Our most effective communication is hand gestures and I mime the motion of the sling, slightly thrilled that I will get to teach someone new this antiquated and, at least to me, profoundly entertaining skill. I hand the sling and a rock to him and immediately realize from how he holds it that he knows exactly what he is doing. The sling whips through the air two, three, four times and flies off into the surf. Absolutely thrilled I jump around the ruble on the beach tossing him stones that he throw into the surf. I point to myself and say my name and he does the same for me. I fumble the pronouncement enough that he writes his name in the sand and I do the same. He is Lamora and he is from Ghana. He walks me back to my place and we say good bye shaking hands for the third or fourth time in the twenty minutes of our friendship.
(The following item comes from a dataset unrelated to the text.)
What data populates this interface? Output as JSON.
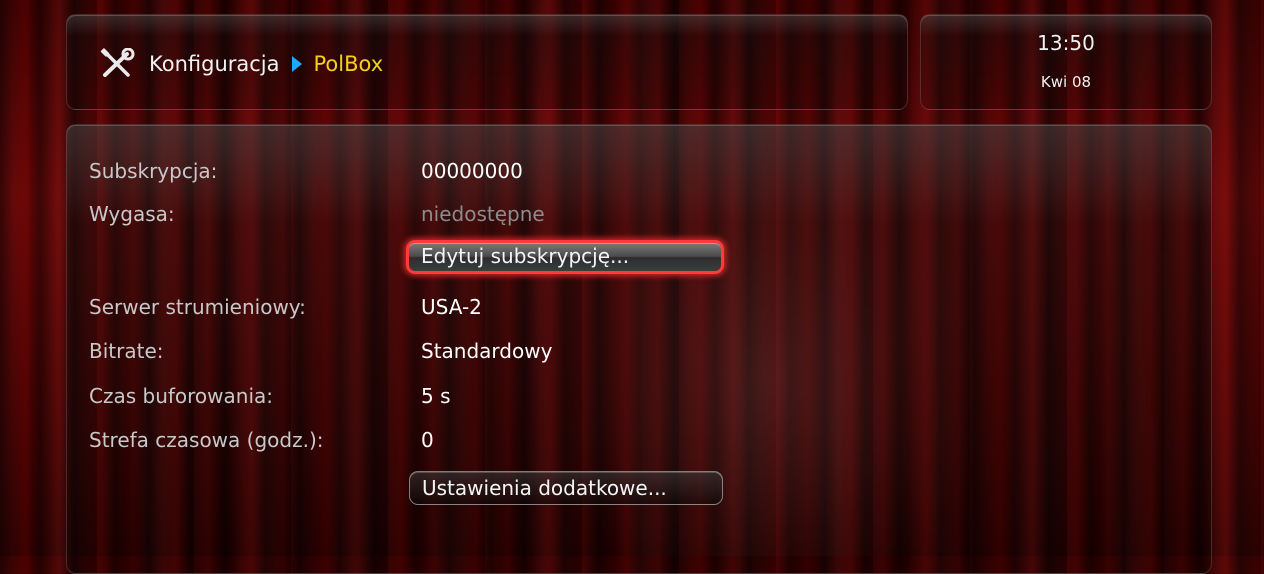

I do some reading, write a bit and continue to be frustrated with Internet that worked a day ago & now no longer works. Markus cooks an exceptionally good breakfast. As we sit down to eat, Lamora comes up to our table. Out of his pocket comes a plastic bag with loose pages of hand-inked Koran. He carefully spreads it out to show me bits of his Koran and the beautiful pictures on each of the pages. I ask them if this is the David and Goliath story in the Koran. He nods enthusiastically and he carefully gathers up the pages and heads out.
After our meal settled we surfed. Pat caught the first wave in Africa. Markus is very good and not many waves go by that he does not catch. More locals were out than I had yet seen and several birds dove into the water around a spear fisherman who was swimming around the edge of the surfers. After almost two hours in the water I am exhausted from sucking at surfing and leave Pat and Markus to it. I walk back home, wash and go out to the beach to indulge in more slinging. After 40 minutes a man approaches. We start our exchange in French, which comprehensively for me means I understand ‘hello’,’how are you?’ and ‘yes.’
“Parlez-vouz anglais?” I ask.
“Oui oui,” he replies.
We introduce ourselves – His name is Barbaco.
“May I?”
I hand him the sling.
“When I was a child I use to… I could throw it very far…”
The young girl and tourist with him looked on skeptically and stepped back. In the exact same style as Lamora he whipped it around his head throwing it 60 or so meters into the surf. The young girl nods, clearly impressed.
“You know baobab tree?”
“Yes,” I answer.
“We would peel the bark and…”
He mime’ed rolling it into some kind of string on his thigh.
“They were very good! Thank you! This reminds me of being a boy. I am very happy!”
We shook hands and he patted his chest and smiled.
“I know,” I said “my father taught me when I was a boy.”
“Are you on the island with your wife?” he asked.
“No, I am not married,” I reply.
“I am over by the US embassy, I will find you a Senegalese wife!”
We both laugh. Slinging: bringing the world together through obscure passions.